The present invention relates to the field of electronic design automation and, in particular, to improved techniques for performing optical proximity correction.
The manufacture of integrated circuits strives to place ever smaller features onto a given area of the integrated circuit chip. One challenge encountered in this effort to fabricate smaller features is the diffraction of the light used in photolithography. That is, the quality and fidelity of the microlithography stage of very large scale integrated (VLSI) circuit chip production depends on the wavelength of the light source and the size of the features to be printed.
Recent sub-wavelength lithography approaches aim to use wavelengths that are larger than the minimum feature size to generate the images, (e.g., light with a wavelength of 193 nanometers is being used to generate features with dimensions of 90, 65, or 45 nanometers). This approach, however, requires methods for the correction of degradations and distortions in the final pattern caused by light diffraction. That is, the photolithography mask used to generate the desired circuit pattern includes structures that anticipate and, at least partially correct for, the imperfections arising from striving to fabricate small features.
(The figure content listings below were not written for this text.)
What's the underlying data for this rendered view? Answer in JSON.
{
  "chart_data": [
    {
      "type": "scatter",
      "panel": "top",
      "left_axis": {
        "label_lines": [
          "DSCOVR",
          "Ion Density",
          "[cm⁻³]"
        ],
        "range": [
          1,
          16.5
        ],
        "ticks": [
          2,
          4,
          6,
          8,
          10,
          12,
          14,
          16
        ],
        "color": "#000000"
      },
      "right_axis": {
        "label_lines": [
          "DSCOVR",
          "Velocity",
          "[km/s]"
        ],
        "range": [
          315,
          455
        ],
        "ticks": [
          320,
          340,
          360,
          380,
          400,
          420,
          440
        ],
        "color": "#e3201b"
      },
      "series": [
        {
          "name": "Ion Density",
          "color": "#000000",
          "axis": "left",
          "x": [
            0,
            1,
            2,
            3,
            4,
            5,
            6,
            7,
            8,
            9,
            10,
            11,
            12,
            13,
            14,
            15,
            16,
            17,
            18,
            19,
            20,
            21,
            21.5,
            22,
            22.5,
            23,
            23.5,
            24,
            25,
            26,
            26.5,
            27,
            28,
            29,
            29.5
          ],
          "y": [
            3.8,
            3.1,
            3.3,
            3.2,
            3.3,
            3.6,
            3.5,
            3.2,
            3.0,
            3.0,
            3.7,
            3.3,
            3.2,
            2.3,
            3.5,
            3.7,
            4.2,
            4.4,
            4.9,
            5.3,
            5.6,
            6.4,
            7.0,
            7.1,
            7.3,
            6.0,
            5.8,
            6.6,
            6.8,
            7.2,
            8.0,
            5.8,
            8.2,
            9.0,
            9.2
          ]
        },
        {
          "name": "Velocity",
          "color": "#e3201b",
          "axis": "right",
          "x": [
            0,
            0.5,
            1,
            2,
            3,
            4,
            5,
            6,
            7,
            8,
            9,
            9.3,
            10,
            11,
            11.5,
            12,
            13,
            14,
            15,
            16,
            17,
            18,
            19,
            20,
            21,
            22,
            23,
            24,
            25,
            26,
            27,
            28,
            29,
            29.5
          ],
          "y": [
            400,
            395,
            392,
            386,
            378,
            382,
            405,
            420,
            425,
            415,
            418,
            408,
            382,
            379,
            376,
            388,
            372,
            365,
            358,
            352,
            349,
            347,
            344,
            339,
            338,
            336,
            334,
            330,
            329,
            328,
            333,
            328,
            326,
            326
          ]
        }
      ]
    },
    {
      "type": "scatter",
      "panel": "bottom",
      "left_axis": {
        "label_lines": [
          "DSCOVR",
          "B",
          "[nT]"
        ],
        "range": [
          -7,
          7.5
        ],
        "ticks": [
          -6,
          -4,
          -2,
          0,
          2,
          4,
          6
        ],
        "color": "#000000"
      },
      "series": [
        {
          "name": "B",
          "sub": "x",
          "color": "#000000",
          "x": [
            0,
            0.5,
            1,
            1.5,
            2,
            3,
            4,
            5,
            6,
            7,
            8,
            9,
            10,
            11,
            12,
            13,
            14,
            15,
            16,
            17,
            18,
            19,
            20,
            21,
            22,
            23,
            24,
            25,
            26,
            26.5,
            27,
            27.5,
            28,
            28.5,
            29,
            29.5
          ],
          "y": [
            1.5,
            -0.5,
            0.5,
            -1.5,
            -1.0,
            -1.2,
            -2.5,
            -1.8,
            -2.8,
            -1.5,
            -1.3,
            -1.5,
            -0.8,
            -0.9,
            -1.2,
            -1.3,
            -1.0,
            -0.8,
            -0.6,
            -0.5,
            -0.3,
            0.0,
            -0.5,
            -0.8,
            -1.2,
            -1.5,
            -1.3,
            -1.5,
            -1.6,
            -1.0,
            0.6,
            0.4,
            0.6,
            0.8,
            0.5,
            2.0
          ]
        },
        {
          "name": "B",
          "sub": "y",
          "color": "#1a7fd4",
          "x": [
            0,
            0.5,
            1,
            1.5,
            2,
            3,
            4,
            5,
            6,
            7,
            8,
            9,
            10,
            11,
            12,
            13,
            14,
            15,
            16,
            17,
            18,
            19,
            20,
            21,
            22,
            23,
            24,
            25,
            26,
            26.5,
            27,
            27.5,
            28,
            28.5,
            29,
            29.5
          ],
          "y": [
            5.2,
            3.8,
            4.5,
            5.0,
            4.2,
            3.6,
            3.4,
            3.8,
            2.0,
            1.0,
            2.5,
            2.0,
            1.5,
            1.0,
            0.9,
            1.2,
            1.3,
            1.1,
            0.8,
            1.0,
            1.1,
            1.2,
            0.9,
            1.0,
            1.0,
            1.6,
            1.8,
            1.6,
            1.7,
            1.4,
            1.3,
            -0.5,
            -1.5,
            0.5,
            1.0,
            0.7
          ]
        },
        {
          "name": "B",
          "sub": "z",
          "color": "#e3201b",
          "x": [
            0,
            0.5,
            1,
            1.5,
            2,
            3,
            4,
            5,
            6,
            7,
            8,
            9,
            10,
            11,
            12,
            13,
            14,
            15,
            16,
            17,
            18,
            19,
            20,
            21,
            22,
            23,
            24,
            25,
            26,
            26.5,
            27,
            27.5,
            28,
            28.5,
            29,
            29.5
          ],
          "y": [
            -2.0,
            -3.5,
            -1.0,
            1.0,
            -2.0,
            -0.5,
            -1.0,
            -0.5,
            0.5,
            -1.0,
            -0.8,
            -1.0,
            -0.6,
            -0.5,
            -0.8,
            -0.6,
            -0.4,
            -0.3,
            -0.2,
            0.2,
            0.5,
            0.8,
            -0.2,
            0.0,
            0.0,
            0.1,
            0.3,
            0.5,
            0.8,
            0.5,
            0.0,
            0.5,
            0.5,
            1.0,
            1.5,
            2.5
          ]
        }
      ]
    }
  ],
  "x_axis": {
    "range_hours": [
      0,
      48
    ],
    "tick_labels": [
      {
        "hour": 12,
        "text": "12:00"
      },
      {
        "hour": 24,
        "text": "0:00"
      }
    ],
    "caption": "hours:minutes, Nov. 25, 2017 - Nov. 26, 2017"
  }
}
A computational simulation of the exposure and lithographic is run and the degradations or distortions are computed with various additions, inclusions and adjustments to the mask design. A mask design is selected that improves the final structure. These methods, commonly known as optical proximity correction (OPC), are mainly dependent on the optical system and mask features and may be computationally intensive. While regions having densely packed features tend to be more prone to distortions (the “proximity” effect), OPC calculations are not limited to such regions and can be advantageously applied to less-dense regions of the circuit.
OPC typically numerous features in a pattern layout to be computationally processed one or more times. Recent advances in semiconductor manufacturing allow billions of transistors (i.e., multibillion features) to be placed on a single chip. The well-known “Moore's law” postulates that the number of transistors that can be placed on a single chip doubles about every 12-24 months. Unfortunately, despite the advances in the central processing unit (CPU) clock speed and computing power, the gap between the computational power required for OPC calculations and the available CPU processing power keeps increasing. That is, the computing power required to efficiently execute the OPC calculations in a timely manner is growing at a faster rate than the available CPU power in a reasonably priced engineering workstation.
To further complicate the issue, the number of masks or layers to which OPC should be applied increases at each new semiconductor device manufacturing node. Since the features are getting smaller with every manufacturing node while the illumination wavelengths remain the same or decrease at a slower rate, the number of neighboring features effecting the fidelity of each feature increases. Therefore, the computational processing power required to perform OPC operations on new chip designs has been increasing at a rate of approximately factors of three or four or more for each successive manufacturing node.
Presently, the generation of optically corrected masks takes from many hours to several days per mask and the complexity of this process continues to grow. Because the features printed after the OPC process may still be different from the desired features, the impact of each feature on the functionality and performance of the chip needs to be readdressed in an iterative manner. A typical VLSI design process consists of several iterations of mask generation, OPC process, and interpretation of the results. These iterations may contribute several months of delay in the chip qualification and manufacturing process.
The persistent time-to-market pressures on new chip designs mandate improved methods to estimate and shorten the impact of the OPC process in the early stages of the design. Since it is computationally prohibitive to perform many iterations of OPC on a full-chip scale, partial or simple model-based OPC approaches are being applied in limited fashion, still necessitating full-chip OPC once the design is completed.
Therefore, a need exists in the art for improved systems and methods that shorten the time required to perform OPC, improve the accuracy of OPC methods, and are scalable to address larger chip designs.